Antonio Peñalver Corbalán
Qué tiempos aquellos en que la fabricación de las alpargatas, además de ser medio de subsistencia -escaso si se quiere-, constituía un trabajo liberal desarrollado en la calle, donde los hombres, agrupados con sus bancos de madera decorados de alargadas manchas negras producidas por las colillas del Caldo Gallina consumiéndose entre calada y calada, cantaban, conversaban, reían, politiqueaban, criticaban y, por supuesto, no dejaban pasar la ocasión de ojear el trasero de cualquier hermosa joven-o no tan joven- que pasara por allí, incluso agasajarla con alguna furtiva galantería, en su denodado afán de completar las docenas necesarias que dignificaran aquella jornada de trabajo.
Lástima que al poco, la mayoría de aquellos hombres de las manazas presurosas y huesudas, tuvieran que acabar haciendo horas en las florecientes industrias mataronenses, dejando sordos de alegría los angostos callejones de nuestro casco antiguo.
Los zagales, sus zagales, al salir de la escuela, ya sabían que tenían que acudir raudos al lugar donde se encontraban sus progenitores, a echar los clavos a las suelas de cáñamo recién elaboradas.
Aquellos niños, embobados y silenciosamente tímidos por el ameno palique de los alpargateros, iban cosiendo las suelas de manera vertical, punto a punto con el punzón, dotándolas de tiesura, mientras soportaban las chanzas de los experimentados ‘destajistas’, que les preguntaban entre carcajadas si su madre había terminado el «delicioso» potaje de mediodía, o si el onanismo había hecho ya mella en ellos.
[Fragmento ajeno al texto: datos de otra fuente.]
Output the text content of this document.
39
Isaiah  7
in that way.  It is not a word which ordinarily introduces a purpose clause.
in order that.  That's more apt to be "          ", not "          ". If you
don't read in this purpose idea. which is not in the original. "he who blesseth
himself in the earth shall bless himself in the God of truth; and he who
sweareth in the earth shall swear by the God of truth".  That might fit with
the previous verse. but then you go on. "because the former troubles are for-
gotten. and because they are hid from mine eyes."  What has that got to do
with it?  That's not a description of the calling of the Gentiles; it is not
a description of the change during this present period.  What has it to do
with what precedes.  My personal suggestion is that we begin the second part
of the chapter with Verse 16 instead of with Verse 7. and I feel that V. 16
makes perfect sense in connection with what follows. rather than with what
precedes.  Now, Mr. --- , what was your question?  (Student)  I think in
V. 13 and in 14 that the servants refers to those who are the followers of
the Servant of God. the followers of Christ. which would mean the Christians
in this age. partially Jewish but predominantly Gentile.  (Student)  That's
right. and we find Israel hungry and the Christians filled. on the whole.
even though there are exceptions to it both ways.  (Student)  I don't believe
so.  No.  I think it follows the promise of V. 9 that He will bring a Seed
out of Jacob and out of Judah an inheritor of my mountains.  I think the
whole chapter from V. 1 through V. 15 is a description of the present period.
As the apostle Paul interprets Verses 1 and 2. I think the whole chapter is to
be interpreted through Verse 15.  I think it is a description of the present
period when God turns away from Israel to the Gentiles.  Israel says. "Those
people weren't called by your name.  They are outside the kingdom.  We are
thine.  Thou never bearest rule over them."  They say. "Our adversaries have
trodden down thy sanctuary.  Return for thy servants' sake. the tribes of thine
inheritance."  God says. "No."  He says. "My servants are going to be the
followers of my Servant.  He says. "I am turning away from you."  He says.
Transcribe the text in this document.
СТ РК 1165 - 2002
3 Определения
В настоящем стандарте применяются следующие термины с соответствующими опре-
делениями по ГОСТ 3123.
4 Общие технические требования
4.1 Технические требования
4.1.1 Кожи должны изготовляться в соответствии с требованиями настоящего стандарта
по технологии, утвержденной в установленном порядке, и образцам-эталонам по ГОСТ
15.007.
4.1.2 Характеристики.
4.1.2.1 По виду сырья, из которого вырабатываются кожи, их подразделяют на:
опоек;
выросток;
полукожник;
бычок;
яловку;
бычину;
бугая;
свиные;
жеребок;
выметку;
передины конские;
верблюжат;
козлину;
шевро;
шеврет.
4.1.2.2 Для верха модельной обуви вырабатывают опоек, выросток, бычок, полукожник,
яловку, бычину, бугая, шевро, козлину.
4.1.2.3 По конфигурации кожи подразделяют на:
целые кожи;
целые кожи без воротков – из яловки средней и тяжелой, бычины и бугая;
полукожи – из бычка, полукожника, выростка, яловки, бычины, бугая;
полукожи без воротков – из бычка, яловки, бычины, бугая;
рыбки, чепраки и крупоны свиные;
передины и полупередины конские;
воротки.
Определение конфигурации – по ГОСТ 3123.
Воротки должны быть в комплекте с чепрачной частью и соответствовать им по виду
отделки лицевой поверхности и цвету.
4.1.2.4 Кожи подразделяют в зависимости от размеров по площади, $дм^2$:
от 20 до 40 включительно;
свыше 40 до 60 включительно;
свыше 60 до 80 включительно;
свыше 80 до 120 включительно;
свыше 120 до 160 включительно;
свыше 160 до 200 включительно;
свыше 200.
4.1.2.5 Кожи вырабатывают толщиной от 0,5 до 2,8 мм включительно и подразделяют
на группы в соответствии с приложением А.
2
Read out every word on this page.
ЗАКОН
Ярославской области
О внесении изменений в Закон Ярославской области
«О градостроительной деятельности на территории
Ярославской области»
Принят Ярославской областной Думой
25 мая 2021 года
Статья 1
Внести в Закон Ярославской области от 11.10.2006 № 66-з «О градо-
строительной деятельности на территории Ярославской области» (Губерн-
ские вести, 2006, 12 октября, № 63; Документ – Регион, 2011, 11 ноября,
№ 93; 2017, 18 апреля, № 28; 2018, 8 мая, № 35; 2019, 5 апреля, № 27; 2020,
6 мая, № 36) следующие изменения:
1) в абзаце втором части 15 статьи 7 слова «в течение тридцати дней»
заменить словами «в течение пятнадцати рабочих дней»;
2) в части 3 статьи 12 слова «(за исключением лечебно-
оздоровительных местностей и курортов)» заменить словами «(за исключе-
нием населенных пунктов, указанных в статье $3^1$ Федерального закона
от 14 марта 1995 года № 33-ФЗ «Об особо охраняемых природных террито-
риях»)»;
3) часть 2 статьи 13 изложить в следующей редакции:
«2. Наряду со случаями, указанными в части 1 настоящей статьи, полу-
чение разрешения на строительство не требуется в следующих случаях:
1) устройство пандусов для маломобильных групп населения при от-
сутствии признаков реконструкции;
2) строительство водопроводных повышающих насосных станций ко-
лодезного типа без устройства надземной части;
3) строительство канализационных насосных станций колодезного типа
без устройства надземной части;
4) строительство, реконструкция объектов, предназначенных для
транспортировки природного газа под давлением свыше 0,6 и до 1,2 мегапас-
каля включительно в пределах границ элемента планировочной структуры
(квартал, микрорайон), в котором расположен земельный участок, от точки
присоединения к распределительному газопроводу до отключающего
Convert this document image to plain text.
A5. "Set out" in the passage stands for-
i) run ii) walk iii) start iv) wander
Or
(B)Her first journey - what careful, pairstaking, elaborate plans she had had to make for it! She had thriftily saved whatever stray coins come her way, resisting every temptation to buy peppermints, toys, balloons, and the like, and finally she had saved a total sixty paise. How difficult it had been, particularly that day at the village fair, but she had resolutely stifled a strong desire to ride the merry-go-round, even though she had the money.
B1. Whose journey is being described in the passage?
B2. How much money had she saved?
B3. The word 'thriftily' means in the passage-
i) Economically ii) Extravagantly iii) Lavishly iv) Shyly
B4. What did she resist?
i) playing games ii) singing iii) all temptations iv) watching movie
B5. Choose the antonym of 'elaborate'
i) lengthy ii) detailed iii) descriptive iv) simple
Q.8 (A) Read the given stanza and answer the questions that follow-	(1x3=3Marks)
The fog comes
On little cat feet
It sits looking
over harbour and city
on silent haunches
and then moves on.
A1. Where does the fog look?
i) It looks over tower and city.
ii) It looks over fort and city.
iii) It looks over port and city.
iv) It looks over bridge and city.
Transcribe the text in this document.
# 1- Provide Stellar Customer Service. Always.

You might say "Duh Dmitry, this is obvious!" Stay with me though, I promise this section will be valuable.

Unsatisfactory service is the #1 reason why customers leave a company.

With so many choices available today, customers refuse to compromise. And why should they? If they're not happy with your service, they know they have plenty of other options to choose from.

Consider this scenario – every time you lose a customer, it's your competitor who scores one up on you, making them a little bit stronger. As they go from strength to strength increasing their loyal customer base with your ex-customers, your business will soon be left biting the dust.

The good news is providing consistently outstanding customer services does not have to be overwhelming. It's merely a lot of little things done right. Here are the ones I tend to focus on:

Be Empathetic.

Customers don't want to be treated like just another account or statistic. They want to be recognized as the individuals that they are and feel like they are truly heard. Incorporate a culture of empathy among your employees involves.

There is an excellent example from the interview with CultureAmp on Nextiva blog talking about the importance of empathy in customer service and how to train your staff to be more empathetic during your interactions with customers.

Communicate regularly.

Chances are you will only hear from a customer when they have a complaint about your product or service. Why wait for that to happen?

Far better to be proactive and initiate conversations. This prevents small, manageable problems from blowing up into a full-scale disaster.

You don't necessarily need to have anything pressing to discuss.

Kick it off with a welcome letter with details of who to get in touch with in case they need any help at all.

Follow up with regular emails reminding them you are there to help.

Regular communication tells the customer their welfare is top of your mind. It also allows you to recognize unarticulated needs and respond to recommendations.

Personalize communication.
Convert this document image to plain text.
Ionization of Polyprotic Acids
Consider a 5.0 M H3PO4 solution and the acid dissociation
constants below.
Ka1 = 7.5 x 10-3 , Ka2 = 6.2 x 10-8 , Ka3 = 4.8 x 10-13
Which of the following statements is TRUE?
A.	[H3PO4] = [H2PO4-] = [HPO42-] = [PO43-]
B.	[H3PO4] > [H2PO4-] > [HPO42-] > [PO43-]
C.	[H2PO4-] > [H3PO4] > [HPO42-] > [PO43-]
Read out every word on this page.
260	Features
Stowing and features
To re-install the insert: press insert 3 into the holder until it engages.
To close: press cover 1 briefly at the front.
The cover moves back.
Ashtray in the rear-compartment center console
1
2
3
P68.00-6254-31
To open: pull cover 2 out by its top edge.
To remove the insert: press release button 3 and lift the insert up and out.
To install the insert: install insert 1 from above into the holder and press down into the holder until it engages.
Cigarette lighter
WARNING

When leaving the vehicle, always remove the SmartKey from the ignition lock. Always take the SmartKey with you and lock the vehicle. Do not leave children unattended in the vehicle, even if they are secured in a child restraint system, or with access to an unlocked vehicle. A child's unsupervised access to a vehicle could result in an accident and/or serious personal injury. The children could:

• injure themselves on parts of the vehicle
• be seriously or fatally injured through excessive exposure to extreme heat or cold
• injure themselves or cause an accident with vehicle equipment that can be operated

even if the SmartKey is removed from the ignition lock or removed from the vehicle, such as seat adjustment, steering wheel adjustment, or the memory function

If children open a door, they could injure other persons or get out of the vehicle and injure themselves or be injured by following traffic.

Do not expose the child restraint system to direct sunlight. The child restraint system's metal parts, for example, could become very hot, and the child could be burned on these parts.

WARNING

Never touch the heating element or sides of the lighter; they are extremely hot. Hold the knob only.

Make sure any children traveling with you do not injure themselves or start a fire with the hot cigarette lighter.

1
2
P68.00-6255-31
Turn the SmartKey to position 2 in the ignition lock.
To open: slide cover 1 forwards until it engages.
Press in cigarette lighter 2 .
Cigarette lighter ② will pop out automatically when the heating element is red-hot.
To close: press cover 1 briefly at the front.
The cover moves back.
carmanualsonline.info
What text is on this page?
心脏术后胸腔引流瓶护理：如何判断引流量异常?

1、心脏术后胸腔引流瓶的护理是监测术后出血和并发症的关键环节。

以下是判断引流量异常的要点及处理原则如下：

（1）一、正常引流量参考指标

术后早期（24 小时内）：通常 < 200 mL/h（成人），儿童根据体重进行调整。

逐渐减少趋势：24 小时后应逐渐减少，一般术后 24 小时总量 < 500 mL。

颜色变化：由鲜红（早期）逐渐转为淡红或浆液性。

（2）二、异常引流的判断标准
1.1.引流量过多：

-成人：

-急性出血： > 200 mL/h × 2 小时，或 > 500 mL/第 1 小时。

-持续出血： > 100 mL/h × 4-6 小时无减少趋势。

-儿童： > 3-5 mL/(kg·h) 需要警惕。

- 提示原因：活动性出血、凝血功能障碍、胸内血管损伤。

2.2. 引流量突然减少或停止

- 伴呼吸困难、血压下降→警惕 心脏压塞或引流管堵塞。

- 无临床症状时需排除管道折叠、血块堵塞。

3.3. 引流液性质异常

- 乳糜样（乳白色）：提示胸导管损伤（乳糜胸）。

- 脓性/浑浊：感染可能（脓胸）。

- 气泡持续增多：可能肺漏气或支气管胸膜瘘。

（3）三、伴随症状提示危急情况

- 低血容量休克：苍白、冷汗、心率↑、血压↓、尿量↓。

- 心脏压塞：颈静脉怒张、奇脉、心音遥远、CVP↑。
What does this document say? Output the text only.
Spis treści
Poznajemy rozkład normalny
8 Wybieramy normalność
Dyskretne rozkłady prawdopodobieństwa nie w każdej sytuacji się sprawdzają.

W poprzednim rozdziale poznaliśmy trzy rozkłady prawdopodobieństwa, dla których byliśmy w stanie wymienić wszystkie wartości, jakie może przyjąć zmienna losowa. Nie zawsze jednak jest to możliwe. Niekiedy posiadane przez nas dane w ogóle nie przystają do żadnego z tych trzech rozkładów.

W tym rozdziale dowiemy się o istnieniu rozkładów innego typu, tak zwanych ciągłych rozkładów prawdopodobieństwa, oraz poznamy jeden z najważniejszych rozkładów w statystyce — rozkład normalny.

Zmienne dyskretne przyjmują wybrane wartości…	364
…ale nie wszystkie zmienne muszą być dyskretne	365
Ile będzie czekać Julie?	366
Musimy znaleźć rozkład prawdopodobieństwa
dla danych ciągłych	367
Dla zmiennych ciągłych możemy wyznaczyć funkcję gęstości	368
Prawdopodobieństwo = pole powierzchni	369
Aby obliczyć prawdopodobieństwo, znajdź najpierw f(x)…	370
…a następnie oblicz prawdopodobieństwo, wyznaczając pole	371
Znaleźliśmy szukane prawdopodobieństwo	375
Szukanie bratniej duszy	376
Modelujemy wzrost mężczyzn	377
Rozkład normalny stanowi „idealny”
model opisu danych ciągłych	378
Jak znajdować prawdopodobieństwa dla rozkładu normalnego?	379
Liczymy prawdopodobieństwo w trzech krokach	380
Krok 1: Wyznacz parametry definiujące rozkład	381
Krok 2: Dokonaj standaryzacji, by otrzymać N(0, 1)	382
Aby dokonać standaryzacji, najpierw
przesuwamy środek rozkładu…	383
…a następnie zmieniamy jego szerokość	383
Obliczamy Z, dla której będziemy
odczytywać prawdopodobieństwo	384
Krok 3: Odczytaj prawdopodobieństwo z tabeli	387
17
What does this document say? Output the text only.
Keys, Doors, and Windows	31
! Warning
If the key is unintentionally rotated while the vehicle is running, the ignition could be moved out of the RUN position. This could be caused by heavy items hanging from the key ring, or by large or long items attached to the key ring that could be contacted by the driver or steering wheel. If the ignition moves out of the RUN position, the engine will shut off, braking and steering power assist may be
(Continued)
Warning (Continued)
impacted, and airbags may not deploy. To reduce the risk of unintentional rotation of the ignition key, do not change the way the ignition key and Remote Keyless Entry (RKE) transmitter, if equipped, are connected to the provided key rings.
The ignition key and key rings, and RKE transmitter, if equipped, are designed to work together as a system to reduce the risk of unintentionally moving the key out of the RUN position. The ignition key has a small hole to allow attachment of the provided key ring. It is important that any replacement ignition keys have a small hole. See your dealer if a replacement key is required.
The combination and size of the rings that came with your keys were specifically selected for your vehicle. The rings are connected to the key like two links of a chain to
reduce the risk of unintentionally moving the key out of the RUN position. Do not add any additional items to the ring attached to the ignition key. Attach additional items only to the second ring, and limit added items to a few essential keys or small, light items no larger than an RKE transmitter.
El paso del tiempo nos ha devuelto a muchos de aquellos responsabilizados insomnes de futuro incierto, socialmente recuperados; sin la angustia que les hizo aterrizar en tierras catalanas, ávidos de vivir otra vez en el lugar que les vio nacer, donde conocieron a la mujer que les acompañaría para siempre en el duro caminar por las tierras de Ramón Berenguer, donde, tal vez, un mozo de escuadra, un próspero empresario o una eficaz profesora, se sienten felices al ver que sus padres han vuelto a su tierra para, esta vez sí, serenar su alma paseando por los mismos andurriales que hacían las veces de improvisada fábrica, evocando aquellas veloces punzadas con la almará, al son de una ranchera de Jorge Negrete o el «soy minero» de Antonio Molina.